Basic snakemake tutorial#

With snakemake you can run a workflow that automatically runs the necessary steps to process your data. The workflow is pre-defined in workflow/Snakefile and can be customized using the provided configuration file.

It searches for dataset folders in the specified path and searches for tiffs in each of them. Each dataset will be processed in parallel and the results will be saved in the specified output folder called derivatives.

Why use snakemake?#

Snakemake is a powerful workflow management system that allows you to run complex data analysis pipelines in a reproducible and efficient manner. For each defined rule (a rule is a step in the workflow, for instance running suite2p), Snakemake will check if the output files already exist and if they are up to date. If they are not, it will run the rule and create the output files. This way, you can easily rerun only the parts of the workflow that need to be updated, without having to rerun the entire analysis pipeline each time.

Dry Run A dry run is a simulation of the workflow that shows you what would happen if you ran it, without actually executing any commands. This is useful for checking if everything is set up correctly before running the workflow. What you will see as an output is a DAG, i.e. a directed acyclic graph, that shows the dependencies between the different rules in the workflow. You can also see which files will be created and which rules will be executed. For rules to be linked together, input and output names must match: rule A will be linked to rule B if the output of rule A is the input of rule B.

To preview the workflow without running it:

snakemake --jobs 1 all --dry-run

all is a keyword that tells snakemake to run all the rules in the workflow. The --jobs argument specifies the number of jobs to run in parallel. In this case, we are running one job at a time. You can increase this number to run multiple jobs in parallel. Dry run can also be abbreviated to -np.

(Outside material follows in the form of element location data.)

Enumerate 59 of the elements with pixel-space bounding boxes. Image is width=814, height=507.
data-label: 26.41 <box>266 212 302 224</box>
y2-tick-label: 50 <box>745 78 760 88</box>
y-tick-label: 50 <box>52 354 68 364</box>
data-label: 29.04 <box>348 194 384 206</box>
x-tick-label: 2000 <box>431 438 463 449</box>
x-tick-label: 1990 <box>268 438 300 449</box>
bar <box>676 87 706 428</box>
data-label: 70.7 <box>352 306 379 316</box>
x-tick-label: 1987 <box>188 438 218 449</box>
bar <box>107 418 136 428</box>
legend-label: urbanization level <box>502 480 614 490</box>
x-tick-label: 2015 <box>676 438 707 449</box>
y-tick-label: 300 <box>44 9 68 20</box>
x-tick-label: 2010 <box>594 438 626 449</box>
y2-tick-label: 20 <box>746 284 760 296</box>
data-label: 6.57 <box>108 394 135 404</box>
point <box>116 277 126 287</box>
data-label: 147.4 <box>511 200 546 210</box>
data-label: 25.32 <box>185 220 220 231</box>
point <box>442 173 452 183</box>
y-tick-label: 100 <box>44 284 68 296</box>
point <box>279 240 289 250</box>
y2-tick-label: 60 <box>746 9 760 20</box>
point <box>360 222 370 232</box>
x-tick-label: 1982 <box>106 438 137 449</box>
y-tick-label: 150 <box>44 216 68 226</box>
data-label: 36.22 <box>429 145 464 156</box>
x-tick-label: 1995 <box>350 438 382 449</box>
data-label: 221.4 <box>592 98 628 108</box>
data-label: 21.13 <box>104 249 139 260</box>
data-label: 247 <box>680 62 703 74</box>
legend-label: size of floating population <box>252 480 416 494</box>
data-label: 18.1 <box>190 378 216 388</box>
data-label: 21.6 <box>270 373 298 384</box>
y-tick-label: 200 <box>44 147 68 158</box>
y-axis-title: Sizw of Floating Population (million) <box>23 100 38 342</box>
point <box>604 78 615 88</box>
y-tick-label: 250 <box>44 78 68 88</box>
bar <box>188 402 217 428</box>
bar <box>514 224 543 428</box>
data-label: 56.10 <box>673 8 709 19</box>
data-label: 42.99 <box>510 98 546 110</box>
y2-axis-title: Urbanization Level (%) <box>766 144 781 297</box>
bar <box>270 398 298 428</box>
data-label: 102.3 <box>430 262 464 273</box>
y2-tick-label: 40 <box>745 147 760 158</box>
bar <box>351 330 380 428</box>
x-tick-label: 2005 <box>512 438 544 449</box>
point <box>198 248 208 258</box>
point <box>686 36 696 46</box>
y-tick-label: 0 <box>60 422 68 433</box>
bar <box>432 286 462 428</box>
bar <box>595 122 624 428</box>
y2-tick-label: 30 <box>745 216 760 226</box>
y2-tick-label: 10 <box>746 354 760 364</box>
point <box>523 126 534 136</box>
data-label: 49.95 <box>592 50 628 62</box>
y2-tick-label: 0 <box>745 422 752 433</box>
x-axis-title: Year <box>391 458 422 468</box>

To run the workflow you can skip the --dry-run argument and run the command:

snakemake --jobs 5 all

If you wish to force the re-execution of a given rule you can use the --force-rerun argument followed by the name of the rule you want to rerun. For example, if you want to rerun the rule suite2p, you can use the command:

snakemake --jobs 5 all --forcerun suite2p

You can also rerun a specific dataset by specifying the output of interest:

snakemake --jobs 1 /path/to/derivatives/dataset_name/suite2p/plane_0/F.npy

This will trigger the analysis that lead to the creation of the file F.npy in the specified dataset folder.

Once you have tested the workflow locally, you can use further arguments to submit the jobs to a cluster. If you are using SLURM, you can use the following command:

snakemake --executor slurm --jobs 5 all

Other useful arguments are:

  • --latency-wait: to wait for a certain amount of time before checking if the output files are ready.

  • --rerun-incomplete: to rerun any incomplete jobs.

  • --unlock: to unlock the workflow.